Every so often a story comes along that must baffle even the most hardened of spin doctors. Don't believe me? Try this one: Where’s the red state/blue state angle on the bubbling brouhaha in Afghanistan over Abdur Rahman’s trial, set to begin next week? Rahman is apparently facing execution for committing the crime of converting from Islam to Christianity. Click here to read the story from Reuters.
“...Virtually everyone interviewed in a small sample of opinion in several parts of the deeply conservative, Muslim country on Friday said Rahman should be punished. Several clerics raised the issue during weekly sermons in Kabul Friday, and there was little sympathy for Rahman.
“‘We respect all religions, but we don't go into the British embassy or the American embassy to see what religion they are following,’ said cleric Enayatullah Baligh at Kabul's main mosque. ‘We won't let anyone interfere with our religion, and he should be punished.’ Analysts say they doubt the man will be executed and his case could hinge on interpretations of the new constitution, which says ‘no law can be contrary to the sacred religion of Islam.’”

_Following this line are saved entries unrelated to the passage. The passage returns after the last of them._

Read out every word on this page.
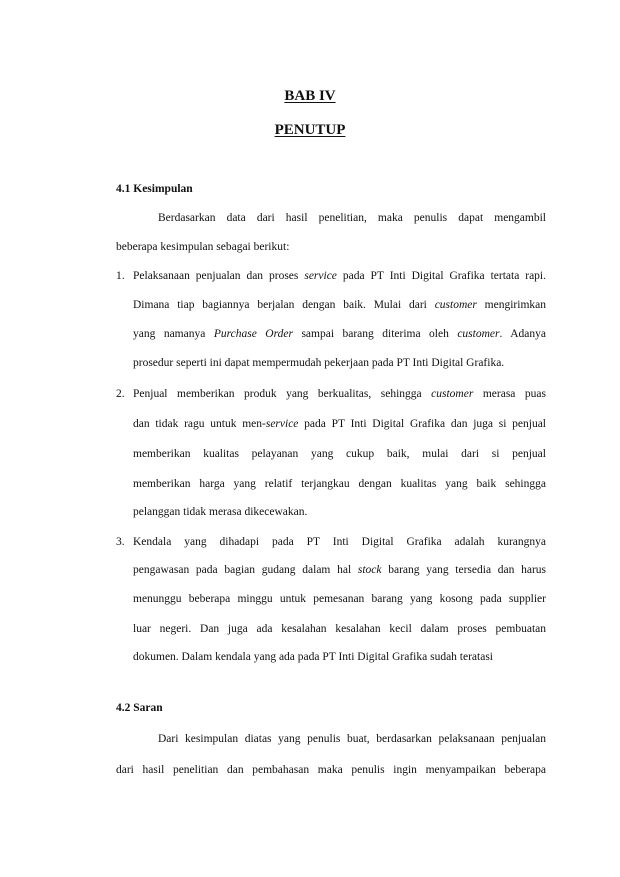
BAB IV
PENUTUP
4.1 Kesimpulan
Berdasarkan data dari hasil penelitian, maka penulis dapat mengambil
beberapa kesimpulan sebagai berikut:
1. Pelaksanaan penjualan dan proses service pada PT Inti Digital Grafika tertata rapi.
Dimana tiap bagiannya berjalan dengan baik. Mulai dari customer mengirimkan
yang namanya Purchase Order sampai barang diterima oleh customer. Adanya
prosedur seperti ini dapat mempermudah pekerjaan pada PT Inti Digital Grafika.
2. Penjual memberikan produk yang berkualitas, sehingga customer merasa puas
dan tidak ragu untuk men-service pada PT Inti Digital Grafika dan juga si penjual
memberikan kualitas pelayanan yang cukup baik, mulai dari si penjual
memberikan harga yang relatif terjangkau dengan kualitas yang baik sehingga
pelanggan tidak merasa dikecewakan.
3. Kendala yang dihadapi pada PT Inti Digital Grafika adalah kurangnya
pengawasan pada bagian gudang dalam hal stock barang yang tersedia dan harus
menunggu beberapa minggu untuk pemesanan barang yang kosong pada supplier
luar negeri. Dan juga ada kesalahan kesalahan kecil dalam proses pembuatan
dokumen. Dalam kendala yang ada pada PT Inti Digital Grafika sudah teratasi
4.2 Saran
Dari kesimpulan diatas yang penulis buat, berdasarkan pelaksanaan penjualan
dari hasil penelitian dan pembahasan maka penulis ingin menyampaikan beberapa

While I can’t say Rahman’s problem makes President George Bush’s policy in Afghanistan look bad, neither can I say it makes it look good. All it does is make me shake my head with wonder at how different that part of the world is from what makes sense to me. It seems to me that people from the Iraq, Iran, Afghanistan region of the globe are more different from us in America, culturally, than people from China, or Peru, or Iceland, or you name it.
It reminds me of listening to a woman who had just come home from a Peace Corps tour of a year or so in Afghanistan in the early 1970s. Here’s how it went: She was quite disillusioned, not so sure the mission of the Peace Corps was even workable in some places. Her story was that the people she met, at various levels of society in Afghanistan, would all steal anything of hers she turned her back on.
This woman, who was about 25 and a liberal, said the people there -- even those who needed help from the modern world the most -- generally considered Americans to be fools for coming there to try to change anything. Anything.
That was then, this is...
Update (TUESDAY, Mar., 28): Afghan Convert in Hiding After Release
"...Abdul Rahman, 41, was released from the high-security Policharki prison on the outskirts of the capital late Monday after a court dropped charges of apostasy against him for lack of evidence and suspected mental illness.